David Weigel thinks it's odd that no one in the media cares that Indiana governor Mitch Daniels has expressed an openness to tax hikes. In an interview with John Dickerson, Daniels placed himself apart from other Republicans on tax increases:
In the Republican debate held in Ames, Iowa, in August, candidates were asked to raise their hands if they would oppose a long-term budget deal that included a 10-to-1 ratio of spending cuts to tax increases. They all did (and Rick Perry, who wasn't yet in the race, later affirmed that he would have joined them). In aninterview for CBS, I asked Daniels what he would have done. "I would not have raised my hand," he said.
Weigel suggests that the radio silence on Daniels's apostasy is a sign that the media, in its obsession with GOP horse-race politics, doesn't care about a sitting governor who's not in the race.
There's certainly an element of tunnel vision at work in the political press corps. But it's also worth considering whether this latest statement represents a change in Daniels's views.
Although Daniels would have been a very strong presidential candidate, one of the conservative criticisms of him was that he would be willing to contemplate tax increases. Perhaps he never said it outright, but he signaled that he wouldn't rule out tax hikes in bargaining with Democrats, by refusing to sign Grover Norquist's anti-tax pledge and publicly mulling over a value-added tax, among other indications. Also, Daniels avoided apologizing for a record as governor that includes tax hikes and a 2005 proposed tax hike on high income-earners. Definitely, he would not have been the choice of Republicans prioritizing low tax rates above all else.

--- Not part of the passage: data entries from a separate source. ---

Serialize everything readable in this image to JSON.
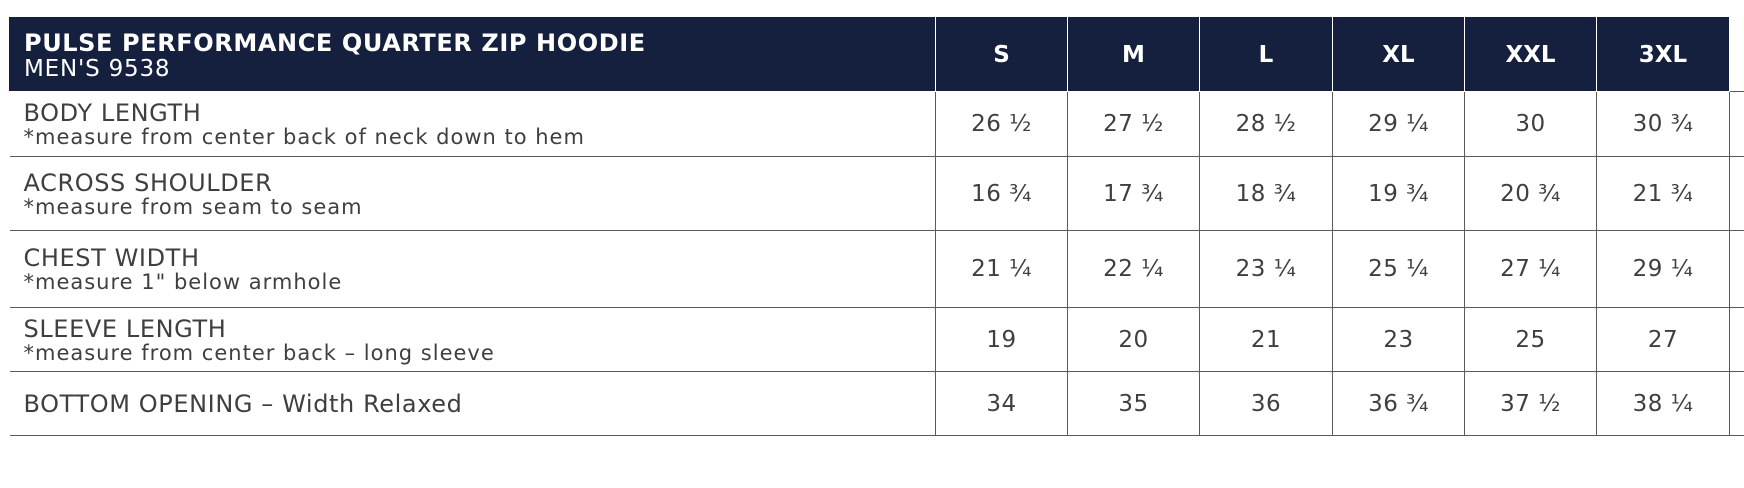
{
  "header": {
    "title": "PULSE PERFORMANCE QUARTER ZIP HOODIE",
    "subtitle": "MEN'S 9538",
    "sizes": [
      "S",
      "M",
      "L",
      "XL",
      "XXL",
      "3XL"
    ]
  },
  "rows": [
    {
      "label": "BODY LENGTH",
      "note": "*measure from center back of neck down to hem",
      "values": [
        "26 ½",
        "27 ½",
        "28 ½",
        "29 ¼",
        "30",
        "30 ¾"
      ]
    },
    {
      "label": "ACROSS SHOULDER",
      "note": "*measure from seam to seam",
      "values": [
        "16 ¾",
        "17 ¾",
        "18 ¾",
        "19 ¾",
        "20 ¾",
        "21 ¾"
      ]
    },
    {
      "label": "CHEST WIDTH",
      "note": "*measure 1\" below armhole",
      "values": [
        "21 ¼",
        "22 ¼",
        "23 ¼",
        "25 ¼",
        "27 ¼",
        "29 ¼"
      ]
    },
    {
      "label": "SLEEVE LENGTH",
      "note": "*measure from center back – long sleeve",
      "values": [
        "19",
        "20",
        "21",
        "23",
        "25",
        "27"
      ]
    },
    {
      "label": "BOTTOM OPENING – Width Relaxed",
      "note": "",
      "values": [
        "34",
        "35",
        "36",
        "36 ¾",
        "37 ½",
        "38 ¼"
      ]
    }
  ],
  "colors": {
    "header_background": "#14203d",
    "header_text": "#ffffff",
    "body_text": "#3f3f3f",
    "grid_lines": "#5a5a5a"
  }
}
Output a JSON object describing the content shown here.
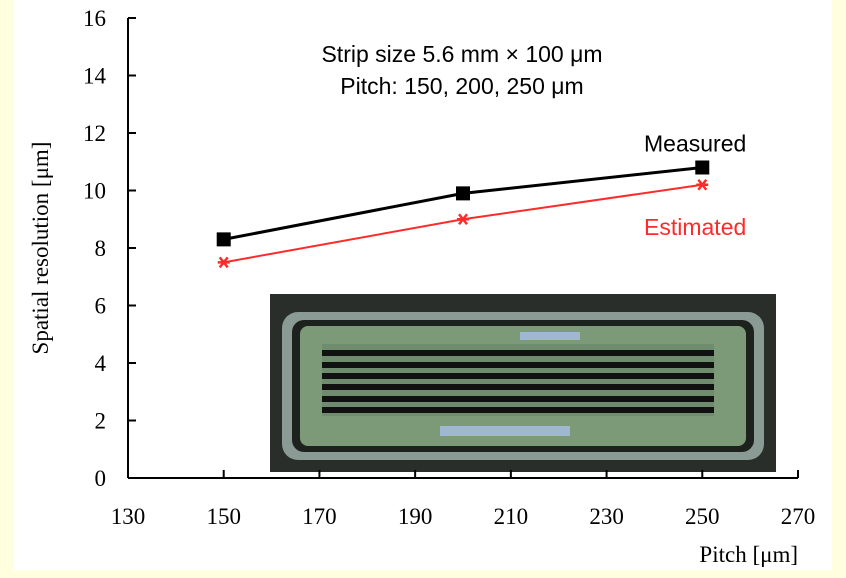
{
  "chart_data": {
    "type": "line",
    "annotations": [
      "Strip size 5.6 mm × 100 μm",
      "Pitch: 150, 200, 250 μm"
    ],
    "xlabel": "Pitch [μm]",
    "ylabel": "Spatial resolution [μm]",
    "x": [
      150,
      200,
      250
    ],
    "series": [
      {
        "name": "Measured",
        "color": "#000000",
        "marker": "square",
        "values": [
          8.3,
          9.9,
          10.8
        ]
      },
      {
        "name": "Estimated",
        "color": "#ff2a2a",
        "marker": "star",
        "values": [
          7.5,
          9.0,
          10.2
        ]
      }
    ],
    "xlim": [
      130,
      270
    ],
    "xticks": [
      130,
      150,
      170,
      190,
      210,
      230,
      250,
      270
    ],
    "ylim": [
      0,
      16
    ],
    "yticks": [
      0,
      2,
      4,
      6,
      8,
      10,
      12,
      14,
      16
    ]
  }
}
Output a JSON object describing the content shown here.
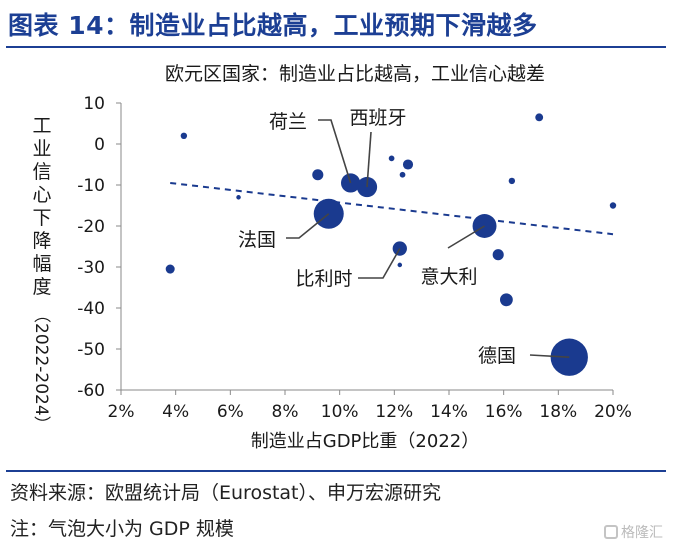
{
  "figure": {
    "title": "图表 14：制造业占比越高，工业预期下滑越多",
    "source": "资料来源：欧盟统计局（Eurostat）、申万宏源研究",
    "note": "注：气泡大小为 GDP 规模",
    "watermark": "格隆汇"
  },
  "colors": {
    "accent": "#1c3f94",
    "bubble": "#1a3a8f"
  },
  "chart_data": {
    "type": "scatter",
    "title": "欧元区国家：制造业占比越高，工业信心越差",
    "xlabel": "制造业占GDP比重（2022）",
    "ylabel": "工业信心下降幅度（2022-2024）",
    "xlim": [
      2,
      20
    ],
    "ylim": [
      -60,
      10
    ],
    "x_ticks": [
      "2%",
      "4%",
      "6%",
      "8%",
      "10%",
      "12%",
      "14%",
      "16%",
      "18%",
      "20%"
    ],
    "y_ticks": [
      "10",
      "0",
      "-10",
      "-20",
      "-30",
      "-40",
      "-50",
      "-60"
    ],
    "grid": false,
    "points": [
      {
        "x": 4.3,
        "y": 2,
        "size": 1
      },
      {
        "x": 3.8,
        "y": -30.5,
        "size": 2
      },
      {
        "x": 6.3,
        "y": -13,
        "size": 0.5
      },
      {
        "x": 9.2,
        "y": -7.5,
        "size": 3
      },
      {
        "x": 9.6,
        "y": -17,
        "size": 22
      },
      {
        "x": 10.4,
        "y": -9.5,
        "size": 9
      },
      {
        "x": 11.0,
        "y": -10.5,
        "size": 10
      },
      {
        "x": 11.9,
        "y": -3.5,
        "size": 0.8
      },
      {
        "x": 12.3,
        "y": -7.5,
        "size": 0.8
      },
      {
        "x": 12.5,
        "y": -5,
        "size": 2.5
      },
      {
        "x": 12.2,
        "y": -25.5,
        "size": 5
      },
      {
        "x": 12.2,
        "y": -29.5,
        "size": 0.5
      },
      {
        "x": 15.3,
        "y": -20,
        "size": 14
      },
      {
        "x": 15.8,
        "y": -27,
        "size": 3
      },
      {
        "x": 16.1,
        "y": -38,
        "size": 4
      },
      {
        "x": 16.3,
        "y": -9,
        "size": 1
      },
      {
        "x": 17.3,
        "y": 6.5,
        "size": 1.5
      },
      {
        "x": 18.4,
        "y": -52,
        "size": 34
      },
      {
        "x": 20.0,
        "y": -15,
        "size": 1
      }
    ],
    "trendline": {
      "x": [
        3.8,
        20.0
      ],
      "y": [
        -9.5,
        -22.0
      ],
      "style": "dashed"
    },
    "annotations": [
      {
        "text": "荷兰",
        "x": 10.4,
        "y": -9.5
      },
      {
        "text": "西班牙",
        "x": 11.0,
        "y": -10.5
      },
      {
        "text": "法国",
        "x": 9.6,
        "y": -17
      },
      {
        "text": "比利时",
        "x": 12.2,
        "y": -25.5
      },
      {
        "text": "意大利",
        "x": 15.3,
        "y": -20
      },
      {
        "text": "德国",
        "x": 18.4,
        "y": -52
      }
    ]
  }
}
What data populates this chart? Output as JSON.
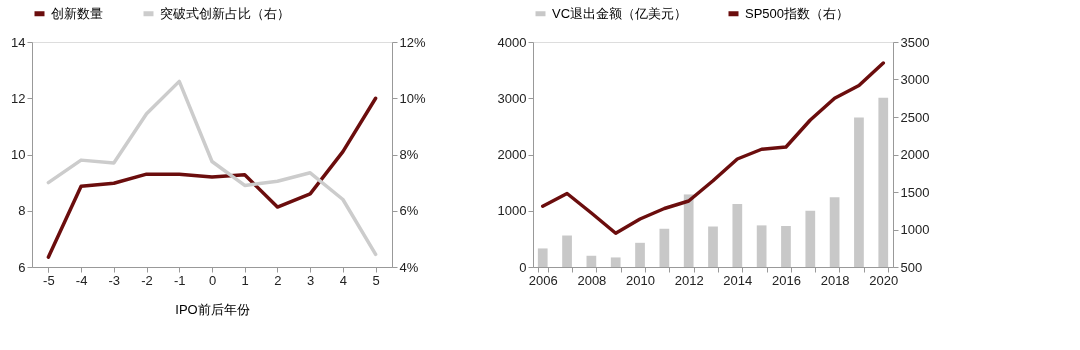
{
  "chart_data": [
    {
      "type": "line",
      "xlabel": "IPO前后年份",
      "categories": [
        "-5",
        "-4",
        "-3",
        "-2",
        "-1",
        "0",
        "1",
        "2",
        "3",
        "4",
        "5"
      ],
      "series": [
        {
          "name": "创新数量",
          "color": "#6b0d0d",
          "values": [
            6.35,
            8.87,
            8.98,
            9.3,
            9.3,
            9.2,
            9.28,
            8.13,
            8.6,
            10.1,
            12.0
          ]
        },
        {
          "name": "突破式创新占比（右）",
          "color": "#cccccc",
          "axis": "y2",
          "values": [
            7.0,
            7.8,
            7.7,
            9.45,
            10.6,
            7.75,
            6.9,
            7.05,
            7.35,
            6.4,
            4.45
          ]
        }
      ],
      "ylim": [
        6,
        14
      ],
      "yticks": [
        6,
        8,
        10,
        12,
        14
      ],
      "y2lim": [
        4,
        12
      ],
      "y2ticks": [
        {
          "value": 4,
          "label": "4%"
        },
        {
          "value": 6,
          "label": "6%"
        },
        {
          "value": 8,
          "label": "8%"
        },
        {
          "value": 10,
          "label": "10%"
        },
        {
          "value": 12,
          "label": "12%"
        }
      ],
      "grid": false,
      "legend": "top"
    },
    {
      "type": "bar",
      "categories": [
        "2006",
        null,
        "2008",
        null,
        "2010",
        null,
        "2012",
        null,
        "2014",
        null,
        "2016",
        null,
        "2018",
        null,
        "2020"
      ],
      "series": [
        {
          "name": "VC退出金额（亿美元）",
          "color": "#c8c8c8",
          "type": "bar",
          "values": [
            330,
            560,
            200,
            170,
            430,
            680,
            1290,
            720,
            1120,
            740,
            730,
            1000,
            1240,
            2660,
            3010
          ]
        },
        {
          "name": "SP500指数（右）",
          "color": "#6b0d0d",
          "type": "line",
          "axis": "y2",
          "values": [
            1310,
            1480,
            1220,
            950,
            1140,
            1280,
            1380,
            1650,
            1940,
            2070,
            2100,
            2460,
            2750,
            2920,
            3220
          ]
        }
      ],
      "ylim": [
        0,
        4000
      ],
      "yticks": [
        0,
        1000,
        2000,
        3000,
        4000
      ],
      "y2lim": [
        500,
        3500
      ],
      "y2ticks": [
        500,
        1000,
        1500,
        2000,
        2500,
        3000,
        3500
      ],
      "grid": false,
      "legend": "top"
    }
  ]
}
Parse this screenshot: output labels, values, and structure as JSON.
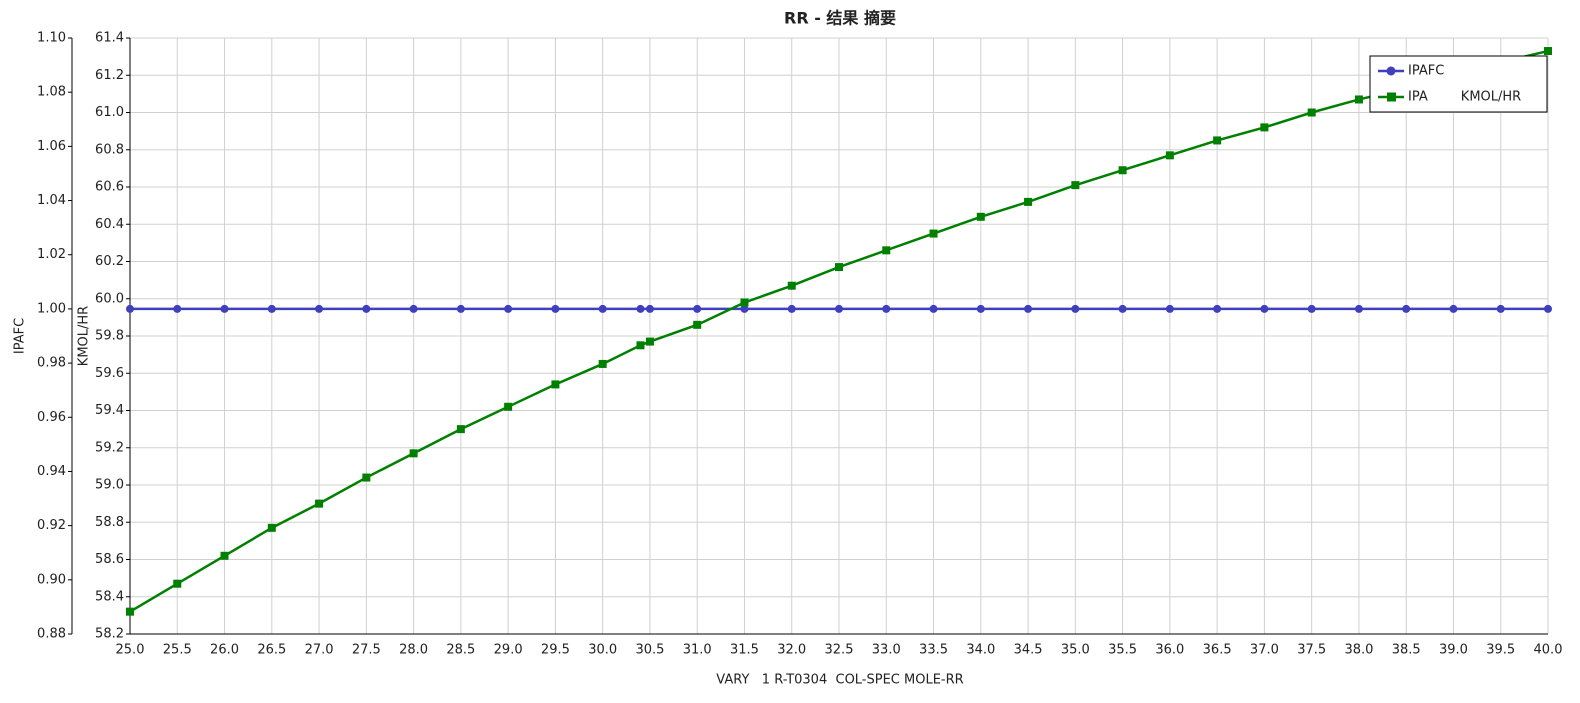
{
  "chart_data": {
    "type": "line",
    "title": "RR - 结果 摘要",
    "x_label": "VARY   1 R-T0304  COL-SPEC MOLE-RR",
    "y_label": "IPAFC",
    "y2_label": "KMOL/HR",
    "x": [
      25,
      25.5,
      26,
      26.5,
      27,
      27.5,
      28,
      28.5,
      29,
      29.5,
      30,
      30.4,
      30.5,
      31,
      31.5,
      32,
      32.5,
      33,
      33.5,
      34,
      34.5,
      35,
      35.5,
      36,
      36.5,
      37,
      37.5,
      38,
      38.5,
      39,
      39.5,
      40
    ],
    "series": [
      {
        "name": "IPAFC",
        "color": "#3f3fbf",
        "marker": "circle",
        "axis": "y",
        "values": [
          1.0,
          1.0,
          1.0,
          1.0,
          1.0,
          1.0,
          1.0,
          1.0,
          1.0,
          1.0,
          1.0,
          1.0,
          1.0,
          1.0,
          1.0,
          1.0,
          1.0,
          1.0,
          1.0,
          1.0,
          1.0,
          1.0,
          1.0,
          1.0,
          1.0,
          1.0,
          1.0,
          1.0,
          1.0,
          1.0,
          1.0,
          1.0
        ]
      },
      {
        "name": "IPA        KMOL/HR",
        "color": "#008000",
        "marker": "square",
        "axis": "y2",
        "values": [
          58.32,
          58.47,
          58.62,
          58.77,
          58.9,
          59.04,
          59.17,
          59.3,
          59.42,
          59.54,
          59.65,
          59.75,
          59.77,
          59.86,
          59.98,
          60.07,
          60.17,
          60.26,
          60.35,
          60.44,
          60.52,
          60.61,
          60.69,
          60.77,
          60.85,
          60.92,
          61.0,
          61.07,
          61.13,
          61.2,
          61.27,
          61.33
        ]
      }
    ],
    "xlim": [
      25,
      40
    ],
    "xticks": [
      {
        "value": 25,
        "label": "25.0"
      },
      25.5,
      {
        "value": 26,
        "label": "26.0"
      },
      26.5,
      {
        "value": 27,
        "label": "27.0"
      },
      27.5,
      {
        "value": 28,
        "label": "28.0"
      },
      28.5,
      {
        "value": 29,
        "label": "29.0"
      },
      29.5,
      {
        "value": 30,
        "label": "30.0"
      },
      30.5,
      {
        "value": 31,
        "label": "31.0"
      },
      31.5,
      {
        "value": 32,
        "label": "32.0"
      },
      32.5,
      {
        "value": 33,
        "label": "33.0"
      },
      33.5,
      {
        "value": 34,
        "label": "34.0"
      },
      34.5,
      {
        "value": 35,
        "label": "35.0"
      },
      35.5,
      {
        "value": 36,
        "label": "36.0"
      },
      36.5,
      {
        "value": 37,
        "label": "37.0"
      },
      37.5,
      {
        "value": 38,
        "label": "38.0"
      },
      38.5,
      {
        "value": 39,
        "label": "39.0"
      },
      39.5,
      {
        "value": 40,
        "label": "40.0"
      }
    ],
    "ylim": [
      0.88,
      1.1
    ],
    "yticks": [
      0.88,
      {
        "value": 0.9,
        "label": "0.90"
      },
      0.92,
      0.94,
      0.96,
      0.98,
      {
        "value": 1.0,
        "label": "1.00"
      },
      1.02,
      1.04,
      1.06,
      1.08,
      {
        "value": 1.1,
        "label": "1.10"
      }
    ],
    "y2lim": [
      58.2,
      61.4
    ],
    "y2ticks": [
      58.2,
      58.4,
      58.6,
      58.8,
      {
        "value": 59,
        "label": "59.0"
      },
      59.2,
      59.4,
      59.6,
      59.8,
      {
        "value": 60,
        "label": "60.0"
      },
      60.2,
      60.4,
      60.6,
      60.8,
      {
        "value": 61,
        "label": "61.0"
      },
      61.2,
      61.4
    ],
    "grid": true,
    "legend": "upper right"
  }
}
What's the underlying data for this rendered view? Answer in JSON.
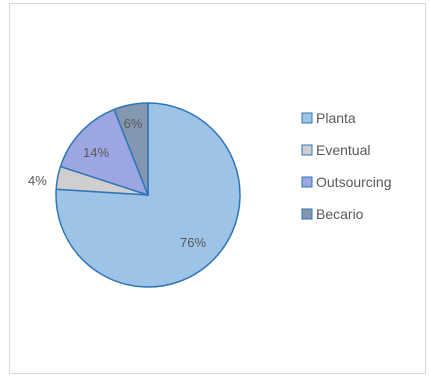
{
  "chart_data": {
    "type": "pie",
    "title": "",
    "legend_position": "right",
    "slices": [
      {
        "label": "Planta",
        "value": 76,
        "value_label": "76%",
        "color": "#9dc3e6",
        "stroke": "#2e75b6"
      },
      {
        "label": "Eventual",
        "value": 4,
        "value_label": "4%",
        "color": "#d0cece",
        "stroke": "#2e75b6"
      },
      {
        "label": "Outsourcing",
        "value": 14,
        "value_label": "14%",
        "color": "#9ba6e2",
        "stroke": "#2e75b6"
      },
      {
        "label": "Becario",
        "value": 6,
        "value_label": "6%",
        "color": "#8497b0",
        "stroke": "#2e75b6"
      }
    ]
  }
}
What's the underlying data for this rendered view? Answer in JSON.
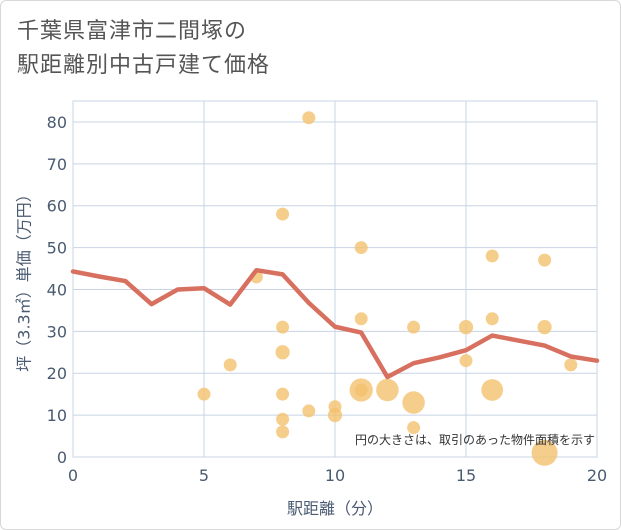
{
  "title_lines": [
    "千葉県富津市二間塚の",
    "駅距離別中古戸建て価格"
  ],
  "chart_data": {
    "type": "scatter",
    "xlabel": "駅距離（分）",
    "ylabel": "坪（3.3㎡）単価（万円）",
    "xlim": [
      0,
      20
    ],
    "ylim": [
      0,
      85
    ],
    "x_ticks": [
      0,
      5,
      10,
      15,
      20
    ],
    "y_ticks": [
      0,
      10,
      20,
      30,
      40,
      50,
      60,
      70,
      80
    ],
    "grid": true,
    "note": "円の大きさは、取引のあった物件面積を示す",
    "colors": {
      "bubble": "#f3c06b",
      "line": "#d87060",
      "grid": "#c8d4e4",
      "text": "#4a5a70"
    },
    "bubbles": [
      {
        "x": 5,
        "y": 15,
        "size": 1
      },
      {
        "x": 6,
        "y": 22,
        "size": 1
      },
      {
        "x": 7,
        "y": 43,
        "size": 1
      },
      {
        "x": 8,
        "y": 58,
        "size": 1
      },
      {
        "x": 8,
        "y": 31,
        "size": 1
      },
      {
        "x": 8,
        "y": 25,
        "size": 1.2
      },
      {
        "x": 8,
        "y": 15,
        "size": 1
      },
      {
        "x": 8,
        "y": 9,
        "size": 1
      },
      {
        "x": 8,
        "y": 6,
        "size": 1
      },
      {
        "x": 9,
        "y": 81,
        "size": 1
      },
      {
        "x": 9,
        "y": 11,
        "size": 1
      },
      {
        "x": 10,
        "y": 12,
        "size": 1
      },
      {
        "x": 10,
        "y": 10,
        "size": 1.2
      },
      {
        "x": 11,
        "y": 50,
        "size": 1
      },
      {
        "x": 11,
        "y": 33,
        "size": 1
      },
      {
        "x": 11,
        "y": 16,
        "size": 3.2
      },
      {
        "x": 11,
        "y": 16,
        "size": 1
      },
      {
        "x": 12,
        "y": 16,
        "size": 3.0
      },
      {
        "x": 13,
        "y": 13,
        "size": 3.0
      },
      {
        "x": 13,
        "y": 31,
        "size": 1
      },
      {
        "x": 13,
        "y": 7,
        "size": 1
      },
      {
        "x": 15,
        "y": 31,
        "size": 1.2
      },
      {
        "x": 15,
        "y": 23,
        "size": 1
      },
      {
        "x": 16,
        "y": 48,
        "size": 1
      },
      {
        "x": 16,
        "y": 33,
        "size": 1
      },
      {
        "x": 16,
        "y": 16,
        "size": 2.8
      },
      {
        "x": 18,
        "y": 47,
        "size": 1
      },
      {
        "x": 18,
        "y": 31,
        "size": 1.2
      },
      {
        "x": 18,
        "y": 1,
        "size": 4.0
      },
      {
        "x": 19,
        "y": 22,
        "size": 1
      }
    ],
    "series": [
      {
        "x": [
          0,
          1,
          2,
          3,
          4,
          5,
          6,
          7,
          8,
          9,
          10,
          11,
          12,
          13,
          14,
          15,
          16,
          17,
          18,
          19,
          20
        ],
        "values": [
          44.3,
          43.1,
          42.0,
          36.5,
          40.0,
          40.3,
          36.4,
          44.6,
          43.6,
          36.8,
          31.1,
          29.7,
          19.1,
          22.4,
          23.8,
          25.5,
          29.0,
          27.8,
          26.6,
          24.0,
          23.0
        ]
      }
    ]
  }
}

Which isn't to say that Daniels would have been a pro-tax candidate. In fact, if you watch the interview with Dickersonin which he suggests he would be open to a "grand bargain" on deficits that included tax hikes, he makes it clear that he is more or less on the same page as the rest of the GOP: he would only consider increases in the context of a grand bargain that significantly cut the debt, and then only if he could be sure that the deal wasn't a "bait-and-switch" in which the spending cuts never materialized but the tax hikes did.